A report on a paper given by Dr. David Kim (Visiting Research Fellow, University of Edinburgh) at the New College Biblical Studies Research Seminar, 3 February 2012. Dr. Kim received his PhD from the University of Sydney. His research has largely been centred around Coptic texts related to the New Testament and Christian origins. He is currently working on the Gospel of Judas.
The list of forthcoming papers in the Biblical Studies Seminars at Edinburgh can be downloaded from here. RBECS is also on facebook, here.
In his paper, Dr. Kim gathered together a wide range of evidence in order to call into question the scholarly opinion that the Qumran community consisted exclusively of celibate males. This evidence fell into three categories: evidence from Hellenistic Jewish writings, evidence from the Dead Sea Scrolls, and evidence from archaeology at Qumran.
Reading texts from Philo of Alexandria and Josephus, Dr. Kim pointed out that in describing Palestinian ascetic communities, especially the Essenes, both authors depict a mixed picture where marriage and the presence of women in the community was, on one hand, held with suspicion while, on the other hand, marriage was in many places accepted or even the norm.
Among the Dead Sea Scrolls, Dr. Kim pointed to differences between 1QS and 1QSa with regard to the role of women in the community (the latter assuming the normative presence of women). Some questions were raised as to the applicability of 1QSa to the historical Qumran community (it may have been a hypothetical rule for a community in a future Messianic age). Dr. Kim appealed to the Damascus Document and the Temple Scroll for evidence of laws concerning marriage (restricting certain kinds of marriage, supporting monogamy, regulating divorce, protecting women, etc.), arguing that such laws imply the presence of women and marriage in the Qumran community. He also briefly described a wide ranging presence of women and femininity in 4QMMT, 4Q159, 184, 251, 274, 277, 284, 502, and 513. The whole collection presents a collective picture of women of all ages involved in normal life and an acceptance and comfort with the feminine.
Dr. Kim’s archaeological evidence centred around the discovery of hundreds of bowls at Qumran in a small area (which suggests communal life versus nuclear familial life), as well as evidence from the surrounding cemeteries. The cemetery evidence, which is extremely limited due to local restrictions against exhuming the graves (only a small percentage of the more than 1000 graves have been excavated), was re-examined in the 1990s at which time it was discovered that some of the skeletons previously thought male were actually female. In fact, an estimated 30% of the graves are women and children, the women being typically between 20 and 40 years old, and the children tending to be between 2 and 10. In these graves one finds jewellery and other paraphernalia from female domestic life.

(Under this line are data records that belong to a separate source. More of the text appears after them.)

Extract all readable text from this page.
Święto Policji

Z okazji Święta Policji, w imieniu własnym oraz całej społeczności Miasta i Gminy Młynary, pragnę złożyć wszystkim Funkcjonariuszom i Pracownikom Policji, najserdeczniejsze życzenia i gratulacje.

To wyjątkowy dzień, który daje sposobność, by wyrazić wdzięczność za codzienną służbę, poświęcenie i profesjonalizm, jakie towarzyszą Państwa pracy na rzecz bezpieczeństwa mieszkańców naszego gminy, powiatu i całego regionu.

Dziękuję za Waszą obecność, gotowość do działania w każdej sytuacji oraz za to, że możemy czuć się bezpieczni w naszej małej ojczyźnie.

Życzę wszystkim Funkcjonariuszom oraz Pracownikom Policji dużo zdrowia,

In light of all the evidence, Dr. Kim suggests that, rather than understanding Qumran as consisting strictly of celibate males, there may have been a much more diverse attitude toward women and marriage. He suggests a diachronic understanding of the evidence, such that, for example, the community may have begun as a strictly celibate male ascetic community which over time also became home for a moderate population of women and children, either through marriage or through other kinds of social forces. These women had rights and roles in the community.
The following discussion centred largely around the cemetery evidence and Dr. Kim’s methodology. The cemetery data, which is in many ways the centrepiece of the evidence collection, was called into question because of a number of unresolved problems with it, especially regarding the dating of the graves (are they reliably connected temporally to the ascetic Qumran community), the possibility of a Bedouin constituency in the graves (perhaps explaining the women and the jewellery, which would be anomalous otherwise), the assumption that one of the cemeteries which was 6-7 km away from the main site belonged to Qumran, the lack of refining of archaeological data, and the limited number of graves actually exhumed due to local laws (can such a small sample really be thought to be representative of the overall community?). Dr. Kim obviously knows the evidence well, and overall his presentation was thought-provoking, at the very least making a valid case that to assume that the Qumran community was always and only made up of celibate males may be premature.